Par la suite, il a pris la direction de l’Elbrouz, où est situé le centre d’entraînement.

«C’était assez folklorique. Il y avait plusieurs postes de vérification avec des militaires où tu dois présenter tes papiers. Tu te sens vraiment comme dans le film Rocky IV!»

Un dossier à la fois

Pour revenir à Beterbiev, il souhaite toujours unifier tous les titres des mi-lourds. Celui qui possède déjà les ceintures WBC et IBF aimerait bien mettre la main sur les deux autres couronnes dans les plus brefs délais.
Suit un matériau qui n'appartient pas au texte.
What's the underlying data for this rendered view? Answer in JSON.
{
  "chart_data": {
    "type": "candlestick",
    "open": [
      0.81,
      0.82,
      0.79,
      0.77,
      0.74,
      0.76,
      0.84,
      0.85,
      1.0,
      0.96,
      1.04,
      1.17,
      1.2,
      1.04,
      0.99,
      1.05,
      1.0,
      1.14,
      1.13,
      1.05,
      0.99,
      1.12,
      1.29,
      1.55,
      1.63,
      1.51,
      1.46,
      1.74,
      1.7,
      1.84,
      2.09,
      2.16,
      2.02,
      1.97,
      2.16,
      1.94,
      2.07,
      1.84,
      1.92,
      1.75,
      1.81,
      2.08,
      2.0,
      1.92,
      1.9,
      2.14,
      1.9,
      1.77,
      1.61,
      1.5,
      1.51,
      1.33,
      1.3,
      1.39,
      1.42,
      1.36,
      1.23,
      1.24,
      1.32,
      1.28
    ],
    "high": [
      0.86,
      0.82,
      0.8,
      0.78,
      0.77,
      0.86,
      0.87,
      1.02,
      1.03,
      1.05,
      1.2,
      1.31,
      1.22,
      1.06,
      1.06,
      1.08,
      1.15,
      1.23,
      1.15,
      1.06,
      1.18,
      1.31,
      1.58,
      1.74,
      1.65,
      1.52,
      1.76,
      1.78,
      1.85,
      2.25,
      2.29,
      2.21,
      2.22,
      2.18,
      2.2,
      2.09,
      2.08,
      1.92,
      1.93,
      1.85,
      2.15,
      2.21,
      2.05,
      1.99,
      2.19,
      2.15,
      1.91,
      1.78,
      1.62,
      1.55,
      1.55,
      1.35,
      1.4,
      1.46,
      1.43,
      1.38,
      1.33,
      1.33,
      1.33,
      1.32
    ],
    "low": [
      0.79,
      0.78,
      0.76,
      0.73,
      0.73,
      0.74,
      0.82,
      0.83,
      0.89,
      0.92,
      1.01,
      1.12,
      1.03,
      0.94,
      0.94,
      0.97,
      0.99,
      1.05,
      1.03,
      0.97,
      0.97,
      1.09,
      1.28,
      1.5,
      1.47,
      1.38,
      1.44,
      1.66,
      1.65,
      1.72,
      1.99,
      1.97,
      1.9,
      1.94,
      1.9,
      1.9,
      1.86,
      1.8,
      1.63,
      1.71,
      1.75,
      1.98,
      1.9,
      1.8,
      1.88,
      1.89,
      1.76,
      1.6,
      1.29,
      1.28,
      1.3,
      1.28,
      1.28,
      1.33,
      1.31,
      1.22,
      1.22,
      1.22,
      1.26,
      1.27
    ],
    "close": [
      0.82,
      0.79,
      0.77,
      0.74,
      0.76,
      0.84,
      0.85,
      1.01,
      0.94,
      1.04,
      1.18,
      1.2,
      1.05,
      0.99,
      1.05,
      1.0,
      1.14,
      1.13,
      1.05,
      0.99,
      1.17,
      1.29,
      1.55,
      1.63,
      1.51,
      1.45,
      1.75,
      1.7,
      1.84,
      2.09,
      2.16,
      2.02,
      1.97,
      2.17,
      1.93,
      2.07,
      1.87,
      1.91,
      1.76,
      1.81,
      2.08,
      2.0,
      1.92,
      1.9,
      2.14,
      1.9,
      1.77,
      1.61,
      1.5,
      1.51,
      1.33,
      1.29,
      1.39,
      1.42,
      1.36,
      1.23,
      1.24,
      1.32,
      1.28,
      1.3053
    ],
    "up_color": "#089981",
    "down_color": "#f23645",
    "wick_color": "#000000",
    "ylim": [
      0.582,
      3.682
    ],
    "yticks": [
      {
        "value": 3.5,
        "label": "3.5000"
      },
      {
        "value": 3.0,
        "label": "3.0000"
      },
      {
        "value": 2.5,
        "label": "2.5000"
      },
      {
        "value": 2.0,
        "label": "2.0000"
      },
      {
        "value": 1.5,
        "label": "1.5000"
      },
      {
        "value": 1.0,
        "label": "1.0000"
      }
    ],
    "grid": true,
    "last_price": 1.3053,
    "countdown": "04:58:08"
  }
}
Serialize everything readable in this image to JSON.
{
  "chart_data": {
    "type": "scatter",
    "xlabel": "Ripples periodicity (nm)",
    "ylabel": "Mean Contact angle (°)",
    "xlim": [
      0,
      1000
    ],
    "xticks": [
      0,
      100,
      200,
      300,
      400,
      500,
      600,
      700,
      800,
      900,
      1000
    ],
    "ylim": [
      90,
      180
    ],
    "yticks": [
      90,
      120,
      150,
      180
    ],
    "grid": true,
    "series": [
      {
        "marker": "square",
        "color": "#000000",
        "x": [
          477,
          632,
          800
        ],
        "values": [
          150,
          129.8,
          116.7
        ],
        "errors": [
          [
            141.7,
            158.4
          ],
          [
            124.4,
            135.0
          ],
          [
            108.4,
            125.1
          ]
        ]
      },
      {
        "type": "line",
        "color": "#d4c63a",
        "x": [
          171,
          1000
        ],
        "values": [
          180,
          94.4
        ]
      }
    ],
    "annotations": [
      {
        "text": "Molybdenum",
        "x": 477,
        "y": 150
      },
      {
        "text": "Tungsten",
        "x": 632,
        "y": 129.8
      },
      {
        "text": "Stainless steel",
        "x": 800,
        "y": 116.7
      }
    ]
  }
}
Celle de la WBO sera remise après le duel entre Joe Smith et Maxim Vlasov, le 10 avril.

On peut penser que Top Rank aimerait organiser un combat entre le gagnant de ce choc et Beterbiev dès l’automne prochain.

Par la suite, la dernière qui serait à conquérir serait celle de super champion de la WBA qui appartient à Dmitry Bivol. Le Russe n’a pas monté sur le ring depuis octobre 2019.

«Artur a un plan précis en tête, a souligné Ramsay. On y va un combat à la fois. On ne nomme pas de noms. Par contre, il faut préciser que ce n’est pas nous qui ralentissons les affaires.»

Le combat Beterbiev-Deines devrait avoir lieu vers 16 h, heure de Montréal. Les amateurs pourront le suivre à RDS.

Attention à Deines

Plusieurs observateurs croient qu’Artur Beterbiev (15-0, 15 K.-O.) ne fera qu’une bouchée d’Adam Deines (19-1, 10 K.-O.) lorsque la cloche sonnera au Khodynka Ice Palace de Moscou samedi. Par contre, pas question pour le champion unifié de sous-estimer celui qui est classé cinquième à l’IBF. Ce n’est pas dans sa nature.

D’ailleurs, Beterbiev s’est impatienté cette semaine après avoir été questionné sur les minces chances de Deines de l’emporter contre lui. Un journaliste a même sous-entendu que l’Allemand se présentera dans le ring pour faire de la figuration.

«Tout le monde peut critiquer les boxeurs, mais peu d’entre eux ne pourraient se défendre contre un boxeur», a répondu Beterbiev. Il en a ajouté lors de son entretien avec Le Journal.

«J’ai toujours eu un immense respect pour mes adversaires, a-t-il mentionné. Ce n’est pas professionnel de questionner le talent de ceux qui montent dans le ring. Il faut avoir du courage pour le faire.»

Ramsay méfiant

Pour sa part, son entraîneur Marc Ramsay est sur ses gardes à l’approche d’un combat où son poulain est largement favori. Ce n’est pas différent avec Deines. L’Allemand est le premier gaucher que Beterbiev affronte depuis 2015. À ce moment-là, il avait affronté Alexander Johnson à Chicago.

«Personne ne le voit gagner. C’est un boxeur qui n’a rien à perdre, a souligné Ramsay. C’est ça qui le rend dangereux.»

«Comme on le sait, à la boxe, un coup de poing peut changer l’allure d’un combat. C’est pour cette raison qu’Artur devra être concentré sur le boulot qu’il a à faire dans le ring.»

Au cours des derniers jours, les journalistes et les analystes russes ont passé leur temps à dénigrer Deines.

Même si le champion unifié est fort entre les deux oreilles, cette situation peut représenter un piège pour lui. À se faire dire qu’il aura un combat facile, il pourrait finir par le croire. 

On peut compter sur ses entraîneurs Marc Ramsay et Luc-Vincent Ouellet pour le garder dans sa zone jusqu’au combat.